16. How long will my results be saved on the server?

The raw GFF files remain on the server for a week before they are removed. PDF and Argo specific files are removed daily as they can accumulate very rapidly.

17. The Argo display does not work for me. What is Java Web Start and where do I get it from?

Java Web Start is a software technology from Sun that allows applications to be launched on an end-users desktop machine, using any standard web browser. If it isn't installed on your machine, here's a simple tutorial guiding you through installation. And this is a more detailed one.

18. Are promoter sequences scanned on both strands?

Yes. In the GFF file, a prediction on the forward strand is represented as a +. Predictions on the reverse strand are represented as a -.
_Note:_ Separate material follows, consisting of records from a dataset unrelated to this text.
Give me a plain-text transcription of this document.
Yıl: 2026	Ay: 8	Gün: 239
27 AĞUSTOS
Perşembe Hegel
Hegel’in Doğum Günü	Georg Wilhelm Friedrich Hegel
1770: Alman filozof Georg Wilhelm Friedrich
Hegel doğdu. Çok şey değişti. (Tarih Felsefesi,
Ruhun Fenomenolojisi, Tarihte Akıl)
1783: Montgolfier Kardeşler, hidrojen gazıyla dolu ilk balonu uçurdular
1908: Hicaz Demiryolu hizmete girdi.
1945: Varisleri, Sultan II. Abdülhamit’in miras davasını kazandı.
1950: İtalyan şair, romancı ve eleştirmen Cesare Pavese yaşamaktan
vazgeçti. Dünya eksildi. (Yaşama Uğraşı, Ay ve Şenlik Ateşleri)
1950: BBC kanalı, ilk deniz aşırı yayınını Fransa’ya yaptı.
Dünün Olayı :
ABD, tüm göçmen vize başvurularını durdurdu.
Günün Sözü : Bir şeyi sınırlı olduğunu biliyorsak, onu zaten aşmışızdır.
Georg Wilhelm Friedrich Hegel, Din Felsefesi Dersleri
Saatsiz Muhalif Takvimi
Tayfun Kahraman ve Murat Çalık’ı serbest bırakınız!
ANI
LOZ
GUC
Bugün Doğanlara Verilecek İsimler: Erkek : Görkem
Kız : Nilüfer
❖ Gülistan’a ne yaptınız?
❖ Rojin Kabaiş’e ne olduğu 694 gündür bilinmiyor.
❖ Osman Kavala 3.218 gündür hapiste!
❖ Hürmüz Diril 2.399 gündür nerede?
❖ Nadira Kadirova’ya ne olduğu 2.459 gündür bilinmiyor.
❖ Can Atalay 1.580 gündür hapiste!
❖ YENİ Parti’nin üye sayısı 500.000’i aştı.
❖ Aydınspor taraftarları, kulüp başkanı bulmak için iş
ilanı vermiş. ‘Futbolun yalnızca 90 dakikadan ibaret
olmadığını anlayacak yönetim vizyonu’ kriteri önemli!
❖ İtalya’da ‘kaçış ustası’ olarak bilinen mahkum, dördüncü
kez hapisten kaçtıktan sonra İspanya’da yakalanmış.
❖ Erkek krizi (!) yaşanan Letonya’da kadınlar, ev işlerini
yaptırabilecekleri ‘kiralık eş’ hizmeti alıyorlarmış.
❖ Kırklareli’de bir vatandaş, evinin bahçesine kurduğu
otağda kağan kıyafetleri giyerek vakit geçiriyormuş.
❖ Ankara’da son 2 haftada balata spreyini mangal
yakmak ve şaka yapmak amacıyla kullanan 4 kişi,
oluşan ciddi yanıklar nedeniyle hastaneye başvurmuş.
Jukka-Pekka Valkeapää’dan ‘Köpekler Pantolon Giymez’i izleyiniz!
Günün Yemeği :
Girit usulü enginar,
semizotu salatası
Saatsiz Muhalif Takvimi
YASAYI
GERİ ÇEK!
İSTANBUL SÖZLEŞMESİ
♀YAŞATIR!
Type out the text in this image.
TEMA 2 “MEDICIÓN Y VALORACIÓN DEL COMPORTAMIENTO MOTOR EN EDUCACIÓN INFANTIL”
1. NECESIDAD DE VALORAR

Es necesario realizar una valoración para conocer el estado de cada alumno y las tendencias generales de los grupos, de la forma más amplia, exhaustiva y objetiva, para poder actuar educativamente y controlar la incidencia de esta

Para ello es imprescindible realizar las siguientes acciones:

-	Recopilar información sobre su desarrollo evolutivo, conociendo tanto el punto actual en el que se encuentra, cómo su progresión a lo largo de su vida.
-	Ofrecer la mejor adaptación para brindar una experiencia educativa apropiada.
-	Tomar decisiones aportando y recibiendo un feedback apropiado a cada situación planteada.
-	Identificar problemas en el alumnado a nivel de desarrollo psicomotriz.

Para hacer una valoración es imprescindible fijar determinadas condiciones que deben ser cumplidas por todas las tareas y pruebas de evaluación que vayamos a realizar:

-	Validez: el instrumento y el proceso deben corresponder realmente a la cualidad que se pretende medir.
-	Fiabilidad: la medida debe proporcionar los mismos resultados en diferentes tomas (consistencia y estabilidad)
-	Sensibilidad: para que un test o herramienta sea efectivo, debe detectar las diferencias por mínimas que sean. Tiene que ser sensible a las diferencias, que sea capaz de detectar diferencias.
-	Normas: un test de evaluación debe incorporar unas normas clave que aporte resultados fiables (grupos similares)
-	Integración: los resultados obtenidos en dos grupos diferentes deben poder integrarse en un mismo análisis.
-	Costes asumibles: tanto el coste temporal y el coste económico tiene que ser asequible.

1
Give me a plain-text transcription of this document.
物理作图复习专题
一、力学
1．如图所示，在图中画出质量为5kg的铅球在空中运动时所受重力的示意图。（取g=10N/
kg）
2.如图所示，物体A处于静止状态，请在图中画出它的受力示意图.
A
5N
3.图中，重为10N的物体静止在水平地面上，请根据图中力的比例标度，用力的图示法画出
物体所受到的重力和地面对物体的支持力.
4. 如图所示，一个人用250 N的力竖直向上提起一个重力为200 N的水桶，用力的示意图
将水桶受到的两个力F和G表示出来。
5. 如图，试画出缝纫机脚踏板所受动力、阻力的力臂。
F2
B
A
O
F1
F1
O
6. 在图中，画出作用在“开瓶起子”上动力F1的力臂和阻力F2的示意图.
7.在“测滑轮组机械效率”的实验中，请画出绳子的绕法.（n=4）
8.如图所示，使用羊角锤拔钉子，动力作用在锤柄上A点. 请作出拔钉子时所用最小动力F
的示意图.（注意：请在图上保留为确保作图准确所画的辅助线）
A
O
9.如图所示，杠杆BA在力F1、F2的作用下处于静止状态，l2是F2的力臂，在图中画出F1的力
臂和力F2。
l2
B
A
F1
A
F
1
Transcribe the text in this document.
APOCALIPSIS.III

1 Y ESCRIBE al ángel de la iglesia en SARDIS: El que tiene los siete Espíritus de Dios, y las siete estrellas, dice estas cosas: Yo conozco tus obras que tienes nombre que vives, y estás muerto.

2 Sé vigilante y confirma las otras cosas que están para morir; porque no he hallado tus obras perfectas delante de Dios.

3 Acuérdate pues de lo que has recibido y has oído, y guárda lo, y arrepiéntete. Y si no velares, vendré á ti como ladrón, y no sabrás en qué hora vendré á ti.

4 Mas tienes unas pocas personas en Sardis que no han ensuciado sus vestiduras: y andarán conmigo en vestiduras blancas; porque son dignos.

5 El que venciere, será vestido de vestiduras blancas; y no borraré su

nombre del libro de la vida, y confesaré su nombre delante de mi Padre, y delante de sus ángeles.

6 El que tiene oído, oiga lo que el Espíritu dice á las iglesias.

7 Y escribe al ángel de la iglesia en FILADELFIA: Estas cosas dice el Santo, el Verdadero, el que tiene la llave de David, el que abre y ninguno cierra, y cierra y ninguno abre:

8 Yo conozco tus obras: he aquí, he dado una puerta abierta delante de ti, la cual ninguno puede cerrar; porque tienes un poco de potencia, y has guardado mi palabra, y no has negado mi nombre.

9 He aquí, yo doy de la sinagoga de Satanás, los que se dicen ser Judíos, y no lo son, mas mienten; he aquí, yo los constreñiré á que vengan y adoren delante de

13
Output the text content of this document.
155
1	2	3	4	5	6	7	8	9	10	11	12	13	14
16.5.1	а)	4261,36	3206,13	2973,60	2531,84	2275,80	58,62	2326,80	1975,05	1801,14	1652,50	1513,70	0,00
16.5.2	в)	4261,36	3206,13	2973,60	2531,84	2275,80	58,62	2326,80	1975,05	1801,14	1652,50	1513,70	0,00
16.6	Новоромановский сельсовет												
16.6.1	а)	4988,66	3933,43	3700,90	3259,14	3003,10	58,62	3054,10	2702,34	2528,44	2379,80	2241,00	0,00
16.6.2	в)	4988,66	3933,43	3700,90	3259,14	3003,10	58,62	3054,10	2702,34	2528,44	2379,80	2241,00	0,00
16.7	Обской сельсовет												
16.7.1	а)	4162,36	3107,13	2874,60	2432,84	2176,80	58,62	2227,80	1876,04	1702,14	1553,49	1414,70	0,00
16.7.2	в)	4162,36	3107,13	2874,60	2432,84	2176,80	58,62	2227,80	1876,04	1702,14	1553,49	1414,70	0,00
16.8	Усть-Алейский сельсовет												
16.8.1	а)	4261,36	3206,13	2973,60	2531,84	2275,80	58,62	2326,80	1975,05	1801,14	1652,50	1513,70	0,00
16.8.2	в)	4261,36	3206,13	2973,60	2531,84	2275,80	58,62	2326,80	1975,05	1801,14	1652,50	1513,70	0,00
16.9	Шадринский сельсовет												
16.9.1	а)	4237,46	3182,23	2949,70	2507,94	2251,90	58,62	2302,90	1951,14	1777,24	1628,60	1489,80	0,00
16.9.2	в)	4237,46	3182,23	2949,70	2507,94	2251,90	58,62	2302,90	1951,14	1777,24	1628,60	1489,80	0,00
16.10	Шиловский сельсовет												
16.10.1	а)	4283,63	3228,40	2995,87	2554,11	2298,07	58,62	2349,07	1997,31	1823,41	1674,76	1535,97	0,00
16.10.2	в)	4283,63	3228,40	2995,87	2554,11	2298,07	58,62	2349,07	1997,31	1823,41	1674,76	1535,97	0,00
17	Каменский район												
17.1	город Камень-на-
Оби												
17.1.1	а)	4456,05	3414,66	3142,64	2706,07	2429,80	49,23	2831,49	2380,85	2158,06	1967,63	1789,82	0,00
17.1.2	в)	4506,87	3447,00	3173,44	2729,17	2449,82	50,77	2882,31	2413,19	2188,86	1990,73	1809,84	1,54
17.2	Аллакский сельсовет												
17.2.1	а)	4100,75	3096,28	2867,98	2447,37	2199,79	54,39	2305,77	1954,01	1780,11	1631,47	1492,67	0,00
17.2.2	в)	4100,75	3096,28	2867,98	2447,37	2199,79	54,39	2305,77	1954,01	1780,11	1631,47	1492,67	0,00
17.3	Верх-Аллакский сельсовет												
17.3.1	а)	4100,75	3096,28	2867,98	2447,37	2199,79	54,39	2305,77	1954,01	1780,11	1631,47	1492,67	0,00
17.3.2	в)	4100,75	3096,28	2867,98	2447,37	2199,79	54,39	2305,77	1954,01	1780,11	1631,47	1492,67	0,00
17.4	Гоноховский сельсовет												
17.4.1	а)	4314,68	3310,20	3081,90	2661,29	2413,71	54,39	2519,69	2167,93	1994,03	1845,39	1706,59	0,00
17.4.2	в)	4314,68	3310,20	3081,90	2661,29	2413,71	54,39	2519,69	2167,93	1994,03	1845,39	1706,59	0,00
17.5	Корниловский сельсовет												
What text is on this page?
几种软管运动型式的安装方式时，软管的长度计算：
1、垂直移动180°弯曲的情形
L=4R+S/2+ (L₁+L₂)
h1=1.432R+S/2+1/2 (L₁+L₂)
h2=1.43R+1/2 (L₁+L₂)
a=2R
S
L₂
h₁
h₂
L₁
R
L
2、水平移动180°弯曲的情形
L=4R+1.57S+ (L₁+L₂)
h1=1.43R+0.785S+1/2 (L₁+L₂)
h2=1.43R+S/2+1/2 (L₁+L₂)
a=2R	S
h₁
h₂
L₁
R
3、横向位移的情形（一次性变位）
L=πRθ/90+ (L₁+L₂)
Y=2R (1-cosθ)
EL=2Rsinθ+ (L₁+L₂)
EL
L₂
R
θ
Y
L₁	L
19. I get an error message when trying to run Clover with sequences of greater than 5K basepairs. Why?

To assess the significance of predictions Clover uses a set of background sequences as a reference set. This set of sequences must be at least as long as the promoter sequence(s) being analysed. This then becomes a trade-off between the maximum length of sequence to analyse and the time that it takes Clover to run: the longer the promoter sequence the longer the run time. The maximum sequence is set to 5K.

20. What's different about the stringent matrices?

Stringent matrices are derived from a hand-curated list of matrices used in the paper. These are a subset of all the matrices on a species basis.

21. How many matrices are there per set?

• Mouse: 187
• Mouse(stringent): 28
• Human: 209
• Human(stringent): 27
• Mouse and Human(JASPAR PHYLOFACTS): 174

For a full description of the matrix sets please see here.

22. What does Mogul stand for? Is it an acronym?

Mogul is gaelic for the mesh of a net. It is not an acronym.